Мне тяжело сейчас, когда я пишу эти слова. У меня плохо со здоровьем. У меня неверная жена, несчастливый дом, несимпатичное начальство. Я мучаюсь головными болями. Я не сплю. Я себя съедаю. Если бы я умел отдыхать, то, наверное, взял бы отпуск. Но я кое-что вижу, и у меня долг перед историей, а это не может ждать. Мой долг — определить наш долг. Я сижу в библиотеке и вижу всякое. Я — один из почтенного ряда книжных червей, которые сидели в библиотеках и у которых были весьма отчетливые видения. Я не называю имен. Вы должны прислушаться. Я говорю языком того, что грядет. Я говорю в тревожные времена и рассказываю, как снова стать детьми. Я обращаюсь к оторванным друг от друга половинкам наших «я» и призываю их обняться, любя худшее в нас так же, как лучшее.

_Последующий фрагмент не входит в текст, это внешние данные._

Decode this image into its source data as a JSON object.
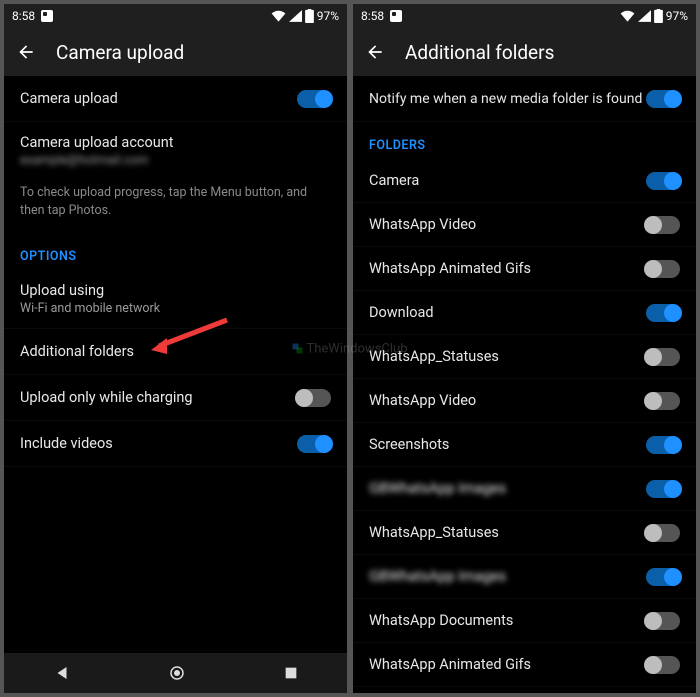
{
  "status": {
    "time": "8:58",
    "battery": "97%"
  },
  "left": {
    "title": "Camera upload",
    "rows": {
      "camera_upload": "Camera upload",
      "account_label": "Camera upload account",
      "account_value": "example@hotmail.com",
      "help": "To check upload progress, tap the Menu button, and then tap Photos.",
      "options_header": "OPTIONS",
      "upload_using": "Upload using",
      "upload_using_sub": "Wi-Fi and mobile network",
      "additional_folders": "Additional folders",
      "only_charging": "Upload only while charging",
      "include_videos": "Include videos"
    },
    "toggles": {
      "camera_upload": true,
      "only_charging": false,
      "include_videos": true
    }
  },
  "right": {
    "title": "Additional folders",
    "notify": "Notify me when a new media folder is found",
    "notify_on": true,
    "folders_header": "FOLDERS",
    "folders": [
      {
        "name": "Camera",
        "on": true
      },
      {
        "name": "WhatsApp Video",
        "on": false
      },
      {
        "name": "WhatsApp Animated Gifs",
        "on": false
      },
      {
        "name": "Download",
        "on": true
      },
      {
        "name": "WhatsApp_Statuses",
        "on": false
      },
      {
        "name": "WhatsApp Video",
        "on": false
      },
      {
        "name": "Screenshots",
        "on": true
      },
      {
        "name": "GBWhatsApp Images",
        "on": true,
        "blur": true
      },
      {
        "name": "WhatsApp_Statuses",
        "on": false
      },
      {
        "name": "GBWhatsApp Images",
        "on": true,
        "blur": true
      },
      {
        "name": "WhatsApp Documents",
        "on": false
      },
      {
        "name": "WhatsApp Animated Gifs",
        "on": false
      }
    ]
  },
  "watermark": "TheWindowsClub"
}
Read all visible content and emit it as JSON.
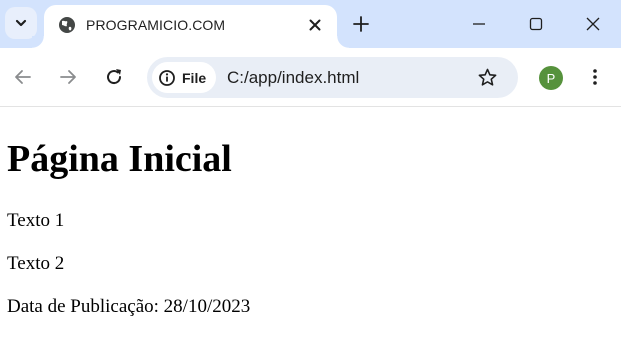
{
  "tab": {
    "title": "PROGRAMICIO.COM"
  },
  "address_bar": {
    "security_chip_label": "File",
    "url": "C:/app/index.html"
  },
  "profile": {
    "initial": "P",
    "color": "#56923c"
  },
  "icons": {
    "tab_menu": "chevron-down-icon",
    "favicon": "globe-icon",
    "tab_close": "close-icon",
    "new_tab": "plus-icon",
    "minimize": "minimize-icon",
    "maximize": "maximize-icon",
    "window_close": "close-icon",
    "back": "arrow-left-icon",
    "forward": "arrow-right-icon",
    "reload": "reload-icon",
    "site_info": "info-icon",
    "bookmark": "star-icon",
    "menu": "kebab-menu-icon"
  },
  "page": {
    "heading": "Página Inicial",
    "paragraphs": [
      "Texto 1",
      "Texto 2",
      "Data de Publicação: 28/10/2023"
    ]
  }
}
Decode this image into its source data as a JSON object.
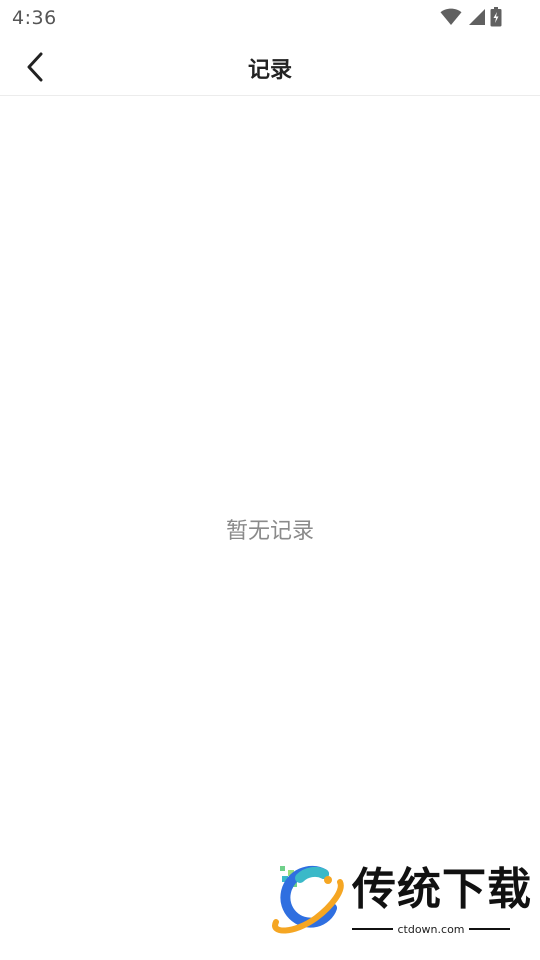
{
  "status_bar": {
    "time": "4:36",
    "icons": [
      "wifi-icon",
      "signal-icon",
      "battery-charging-icon"
    ]
  },
  "header": {
    "back_icon": "chevron-left-icon",
    "title": "记录"
  },
  "main": {
    "empty_message": "暂无记录"
  },
  "watermark": {
    "name": "传统下载",
    "domain": "ctdown.com",
    "colors": {
      "orange": "#f5a623",
      "blue": "#2f6fe0",
      "green": "#6fd08a",
      "teal": "#3ab9c8"
    }
  }
}
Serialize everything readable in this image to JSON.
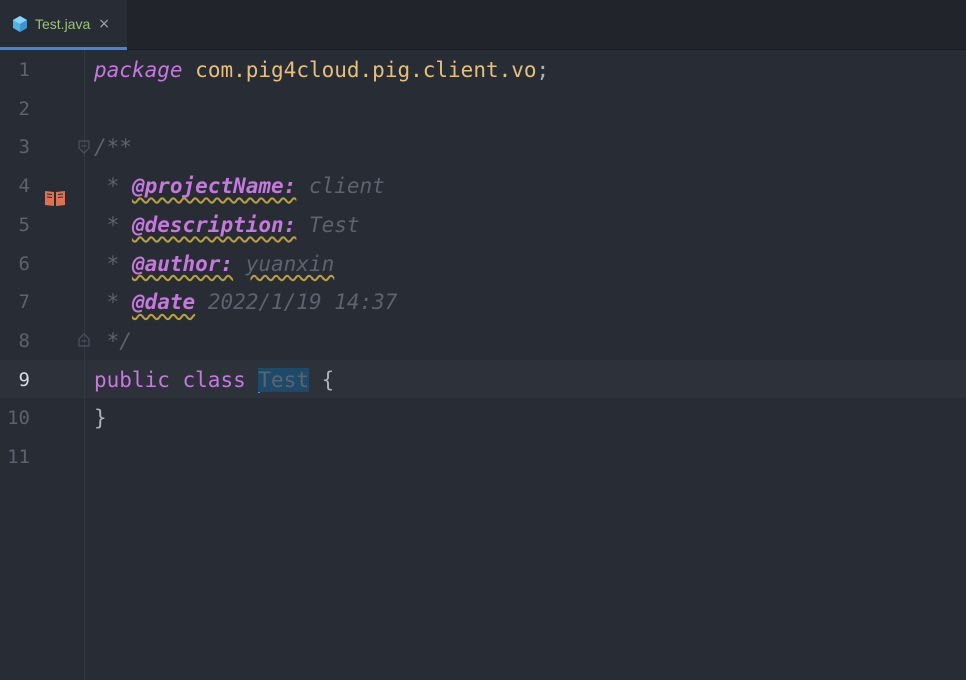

Оторви это, Кутзее, это постскриптум, он для тебя, прислушайся ко мне.
III
Когда я был мальчиком, спокойно продвигавшимся сквозь годы в начальной школе, я устроил в своей комнате сад кристаллов: хрупкие пики и ветви цвета охры и ультрамарина тянулись вверх со дна банки; сталагмиты подчинялись жизненной силе мертвого кристалла. Кристаллы у меня вырастали — а больше ничего, даже в Калифорнии. Я посадил в горшке бобы для Мартина — когда еще участвовал в его воспитании, — чтобы показать ему красивые корни, но бобы сгнили. Позже ничего не вышло и с хомячками.
Сады из кристаллов выращивают в среде, называемой силикатом натрия. Я вычитал про силикат натрия и сады кристаллов в энциклопедии. Энциклопедия по-прежнему мое любимое чтение. Я полагаю, что расположение мира в алфавитном порядке окажется в конце концов совершеннее других вариантов порядка, опробованных людьми.
Именно из-за энциклопедии «Британника» 1939 года издания я загубил свое зрение.
Я был книжным ребенком. Я вырос на книгах.
Сегодня я живу жизнью кристалла. Странные структуры образуются в моей голове — этом замкнутом безвоздушном пространстве. Сначала — череп. Затем, внутри него, мешочек, водная оболочка: когда я двигаюсь, то чувствую, как что-то хлюпает. По ночам луна гонит слабые приливы от одного уха к другому. По — видимому, там я обитаю.
С Кутзее я начинал чувствовать себя непринужденнее. Я собирался сделать все от меня зависящее, чтобы показать ему, на что я способен, какие чудесные мысли меня посещают, какие тонкие различия я умею проводить.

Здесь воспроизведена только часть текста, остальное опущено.